Objective: Over-activity of the classic renin angiotensin system (RAS) has been implicated in the pathophysiology of cardiovascular diseases primarily through the vasoconstrictor and inflammatory properties of Angiotensin (Ang)II. The non-classic RAS may counteract some AngII effects through its diversion to synthesize the vasodilator Ang-(1-7). Wealth of evidence shows that estrogens provide vascular protective effects by modulating the RAS. We previously reported estradiol (E2) effects on endothelial gene expression profile, demonstrating an increase in ACE1. Our aims were to analyze the E2 effect on ACE1 and ACE2 expression and activities in human umbilical vein endothelial cells (HUVEC) and the role of estrogen receptors (ER). Design and method: Primary HUVEC were exposed to physiological concentrations (1–10 nM) of E2 for 24 hours. Cells were also exposed to specific agonists of ERalpha (PPT) and ERbeta (DPN) and to antagonists of ER (unspecific, ICI 182780, and selective for ERalpha, MPP) or to lisinopril (ACE1 inhibitor) to analyze their role on the observed effects. ACE1 and ACE2 expressions were analyzed by RT-PCR and immunoblotting. Their enzymatic activities were measured by fluorometry by using specific substrates. AngII and Ang-(1-7) production was detected by immunofluorescence. Results: HUVEC exposure to E2 resulted in a dose-dependent increase of both ACE1 and ACE2 mRNA expression. This ACE1 increment was confirmed with the amount of protein, while ACE2 protein expression remained unaltered. ACE1 and ACE2 enzymatic activities were also increased with E2. These effects were mediated through ERalpha activation, since ICI 182780 and MPP completely abolished the E2 effect. Exposure of HUVEC to E2 significantly increased Ang-(1-7) production. Treatment with MPP and lisinopril reverted the E2 mediated effects. Conclusions: E2 increases Ang-(1-7) endothelial production by enhancing its local enzymatic regulation through ERalpha.

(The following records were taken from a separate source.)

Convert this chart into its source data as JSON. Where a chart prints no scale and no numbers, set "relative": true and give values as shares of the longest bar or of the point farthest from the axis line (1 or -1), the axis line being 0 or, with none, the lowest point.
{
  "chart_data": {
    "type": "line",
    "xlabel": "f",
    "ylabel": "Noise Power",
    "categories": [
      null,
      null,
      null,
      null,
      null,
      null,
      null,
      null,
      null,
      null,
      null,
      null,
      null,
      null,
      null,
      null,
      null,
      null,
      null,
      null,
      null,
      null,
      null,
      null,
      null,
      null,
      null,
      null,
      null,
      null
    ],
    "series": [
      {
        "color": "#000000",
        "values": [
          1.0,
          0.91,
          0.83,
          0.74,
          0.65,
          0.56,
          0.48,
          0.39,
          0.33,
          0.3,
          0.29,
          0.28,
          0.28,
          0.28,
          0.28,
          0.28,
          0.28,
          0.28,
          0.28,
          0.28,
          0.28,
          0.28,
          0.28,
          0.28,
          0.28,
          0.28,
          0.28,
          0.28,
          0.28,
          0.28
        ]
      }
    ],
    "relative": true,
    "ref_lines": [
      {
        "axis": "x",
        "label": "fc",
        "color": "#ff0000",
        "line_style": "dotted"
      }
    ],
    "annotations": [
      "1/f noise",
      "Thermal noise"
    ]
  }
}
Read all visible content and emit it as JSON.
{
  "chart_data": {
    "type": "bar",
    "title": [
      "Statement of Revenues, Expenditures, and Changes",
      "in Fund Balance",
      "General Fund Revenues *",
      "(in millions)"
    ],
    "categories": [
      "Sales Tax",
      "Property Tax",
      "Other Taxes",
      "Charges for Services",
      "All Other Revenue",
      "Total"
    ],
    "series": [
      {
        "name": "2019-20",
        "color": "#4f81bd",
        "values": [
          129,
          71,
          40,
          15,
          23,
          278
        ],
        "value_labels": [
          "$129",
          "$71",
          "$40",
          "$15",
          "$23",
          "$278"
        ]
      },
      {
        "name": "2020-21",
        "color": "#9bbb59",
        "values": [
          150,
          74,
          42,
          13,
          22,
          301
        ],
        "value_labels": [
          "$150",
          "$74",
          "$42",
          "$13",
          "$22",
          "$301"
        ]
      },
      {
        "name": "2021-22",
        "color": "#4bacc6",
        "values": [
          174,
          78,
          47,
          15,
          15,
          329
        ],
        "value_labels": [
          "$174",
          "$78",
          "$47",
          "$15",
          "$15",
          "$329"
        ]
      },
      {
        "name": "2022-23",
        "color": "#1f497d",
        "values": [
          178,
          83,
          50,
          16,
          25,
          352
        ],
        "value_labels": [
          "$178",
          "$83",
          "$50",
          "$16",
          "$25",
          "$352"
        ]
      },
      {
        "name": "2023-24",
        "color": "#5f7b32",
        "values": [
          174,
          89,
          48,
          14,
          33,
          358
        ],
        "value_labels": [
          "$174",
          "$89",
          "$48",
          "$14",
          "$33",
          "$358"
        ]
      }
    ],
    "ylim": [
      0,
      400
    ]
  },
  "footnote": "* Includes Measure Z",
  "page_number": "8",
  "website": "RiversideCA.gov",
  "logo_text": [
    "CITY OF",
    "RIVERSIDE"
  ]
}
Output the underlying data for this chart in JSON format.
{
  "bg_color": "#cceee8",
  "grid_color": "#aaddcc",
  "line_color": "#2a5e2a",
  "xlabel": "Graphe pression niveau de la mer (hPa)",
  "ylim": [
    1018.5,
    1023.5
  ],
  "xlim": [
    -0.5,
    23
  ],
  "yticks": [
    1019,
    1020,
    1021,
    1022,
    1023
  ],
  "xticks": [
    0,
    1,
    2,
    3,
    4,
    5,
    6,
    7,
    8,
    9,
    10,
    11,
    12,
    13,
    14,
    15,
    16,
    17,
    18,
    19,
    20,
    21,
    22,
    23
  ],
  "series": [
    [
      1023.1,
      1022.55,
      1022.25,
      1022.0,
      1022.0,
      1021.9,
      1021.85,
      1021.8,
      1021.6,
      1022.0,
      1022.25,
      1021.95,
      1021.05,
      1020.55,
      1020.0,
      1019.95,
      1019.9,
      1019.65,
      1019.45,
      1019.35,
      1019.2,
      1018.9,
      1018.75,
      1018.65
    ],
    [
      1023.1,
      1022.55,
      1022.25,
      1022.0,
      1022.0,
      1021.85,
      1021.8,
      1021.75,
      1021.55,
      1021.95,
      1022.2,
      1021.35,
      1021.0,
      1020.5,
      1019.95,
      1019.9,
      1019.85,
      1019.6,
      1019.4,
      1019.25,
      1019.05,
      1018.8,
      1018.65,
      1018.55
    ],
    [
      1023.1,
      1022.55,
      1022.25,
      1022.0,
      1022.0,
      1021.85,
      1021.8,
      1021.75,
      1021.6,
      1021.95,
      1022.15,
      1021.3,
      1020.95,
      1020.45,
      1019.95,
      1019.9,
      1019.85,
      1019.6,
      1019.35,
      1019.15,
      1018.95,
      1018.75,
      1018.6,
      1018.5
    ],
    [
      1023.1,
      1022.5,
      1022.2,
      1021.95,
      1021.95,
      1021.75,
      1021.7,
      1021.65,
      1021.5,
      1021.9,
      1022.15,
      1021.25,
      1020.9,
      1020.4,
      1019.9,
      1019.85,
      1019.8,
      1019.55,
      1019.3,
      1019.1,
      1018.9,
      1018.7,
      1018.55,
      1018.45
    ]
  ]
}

Thus, our results add new information that supports a role for ERalpha in E2-mediated vasodilatory effects. Supported by the Spanish Ministerio de Economía y Competitividad, ISCIII – FEDER-ERDF (grants FIS PI13/00091, PI13/00617, and RD12/0042/0052). D.P-C. is an ‘Atracció de Talent’ fellow (PREDOC13-110541, Univ. Valencia). A.M. is a ‘Formación de Profesorado Universitario’ fellow (FPU13/02235 Spanish Min. Educación, Cultura y Deporte).